For the United States, the flag raised in Japan symbolized its national and commercial interests in the Pacific; to Japan, the flag was emblematic of the pressures from the outside world to shed its isolation. The success of this enterprise demonstrates that relations between alien nations may be accomplished peacefully and graciously, that diplomacy can triumph over fear and hostility, that force should be used only in self-defense. The flag represents not just the desire of a free and independent nation to expand its trade and diplomatic relations, but the yearning of a people to seek out other civilizations and forge bonds with different races in the spirit of a common humanity.
LOCATION: United States Naval Academy Museum, Annapolis, Maryland.*
*The president’s authorization of “Five Full Powers in Blank” conferred on Perry the power of plenipotentiary for negotiating a treaty.

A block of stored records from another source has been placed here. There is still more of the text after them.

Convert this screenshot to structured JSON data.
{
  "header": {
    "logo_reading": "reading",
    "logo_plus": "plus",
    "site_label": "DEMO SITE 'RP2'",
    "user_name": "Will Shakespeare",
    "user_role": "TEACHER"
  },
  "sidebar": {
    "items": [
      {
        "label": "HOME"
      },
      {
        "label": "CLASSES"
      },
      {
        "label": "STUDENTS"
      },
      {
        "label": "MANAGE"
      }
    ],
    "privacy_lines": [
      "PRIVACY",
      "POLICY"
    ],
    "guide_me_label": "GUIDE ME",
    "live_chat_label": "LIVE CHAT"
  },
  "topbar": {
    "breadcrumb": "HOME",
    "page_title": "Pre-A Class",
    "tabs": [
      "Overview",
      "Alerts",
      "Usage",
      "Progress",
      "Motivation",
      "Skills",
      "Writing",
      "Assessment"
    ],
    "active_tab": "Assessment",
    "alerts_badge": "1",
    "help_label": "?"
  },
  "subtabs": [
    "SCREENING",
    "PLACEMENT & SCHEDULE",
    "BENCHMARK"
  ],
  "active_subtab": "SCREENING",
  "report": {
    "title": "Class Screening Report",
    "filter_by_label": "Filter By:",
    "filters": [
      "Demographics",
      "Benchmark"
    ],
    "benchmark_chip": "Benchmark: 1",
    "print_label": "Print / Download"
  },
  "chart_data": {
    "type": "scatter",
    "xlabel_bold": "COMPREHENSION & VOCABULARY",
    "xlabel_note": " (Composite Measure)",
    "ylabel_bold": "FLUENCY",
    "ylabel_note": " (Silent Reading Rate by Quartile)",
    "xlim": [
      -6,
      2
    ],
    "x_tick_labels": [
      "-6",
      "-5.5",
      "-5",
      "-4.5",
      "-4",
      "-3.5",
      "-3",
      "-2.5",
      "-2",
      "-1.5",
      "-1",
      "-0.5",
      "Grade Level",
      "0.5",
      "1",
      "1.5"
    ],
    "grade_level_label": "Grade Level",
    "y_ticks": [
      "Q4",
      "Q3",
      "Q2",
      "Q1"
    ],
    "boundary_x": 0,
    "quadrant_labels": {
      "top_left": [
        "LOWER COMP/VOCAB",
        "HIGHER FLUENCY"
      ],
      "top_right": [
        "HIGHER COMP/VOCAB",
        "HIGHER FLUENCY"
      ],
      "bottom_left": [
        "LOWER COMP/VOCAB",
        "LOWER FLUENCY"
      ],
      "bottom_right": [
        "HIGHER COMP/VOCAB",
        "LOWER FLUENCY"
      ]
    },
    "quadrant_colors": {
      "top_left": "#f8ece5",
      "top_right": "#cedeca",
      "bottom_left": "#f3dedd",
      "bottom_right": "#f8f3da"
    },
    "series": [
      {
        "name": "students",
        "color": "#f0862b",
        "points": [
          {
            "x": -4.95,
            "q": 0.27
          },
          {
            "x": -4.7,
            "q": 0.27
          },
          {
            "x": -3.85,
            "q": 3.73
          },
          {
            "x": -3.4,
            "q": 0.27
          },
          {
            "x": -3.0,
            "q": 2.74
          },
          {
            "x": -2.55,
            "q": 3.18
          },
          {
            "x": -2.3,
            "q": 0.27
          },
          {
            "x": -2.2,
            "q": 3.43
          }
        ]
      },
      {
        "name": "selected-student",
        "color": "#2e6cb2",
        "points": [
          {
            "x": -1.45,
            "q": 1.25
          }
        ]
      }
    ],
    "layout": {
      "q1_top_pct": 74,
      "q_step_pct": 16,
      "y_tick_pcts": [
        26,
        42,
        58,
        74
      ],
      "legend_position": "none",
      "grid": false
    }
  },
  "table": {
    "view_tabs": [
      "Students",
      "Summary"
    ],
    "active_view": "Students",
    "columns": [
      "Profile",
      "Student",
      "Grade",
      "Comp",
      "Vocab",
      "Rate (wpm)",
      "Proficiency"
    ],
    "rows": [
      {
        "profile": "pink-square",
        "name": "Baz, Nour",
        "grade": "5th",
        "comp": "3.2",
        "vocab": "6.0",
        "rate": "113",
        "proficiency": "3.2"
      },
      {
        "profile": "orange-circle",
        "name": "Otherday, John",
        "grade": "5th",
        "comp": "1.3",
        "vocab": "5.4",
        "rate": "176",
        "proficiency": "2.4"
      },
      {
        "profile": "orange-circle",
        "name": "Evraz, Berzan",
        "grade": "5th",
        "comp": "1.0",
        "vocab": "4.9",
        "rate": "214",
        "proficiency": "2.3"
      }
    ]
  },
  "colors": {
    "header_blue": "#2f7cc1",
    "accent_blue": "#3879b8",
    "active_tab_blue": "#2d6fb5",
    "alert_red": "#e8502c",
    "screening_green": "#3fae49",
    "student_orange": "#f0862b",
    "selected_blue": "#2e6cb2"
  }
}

The Great Seal of the United States, most commonly affixed to treaties, proclamations, and instruments investing authority in American emissaries, is by law under the custodianship of the Secretary of State, has limited uses, and may only be affixed to a commission that bears the signature of the president.
*Japan’s relationship with the government of the Netherlands was so minor that the island nation was still effectively isolated from the Western world. Japan permitted the Dutch to maintain a post so it could acquire European products it needed, and so the Dutch could transport Japanese goods out of the country. But Japan imposed rigorous restrictions on their trade, and the shoguns treated the Dutch in the most degrading manner. Even Japanese who worked for the Dutch were required to profess anti-Christian sentiments.
*Dr. Ninian Pinkney, an Annapolis naval surgeon who served under Matthew Perry during the Mexican War, presented the flag on behalf of the commodore to the U.S. Naval Academy during graduation exercises on June 12, 1855.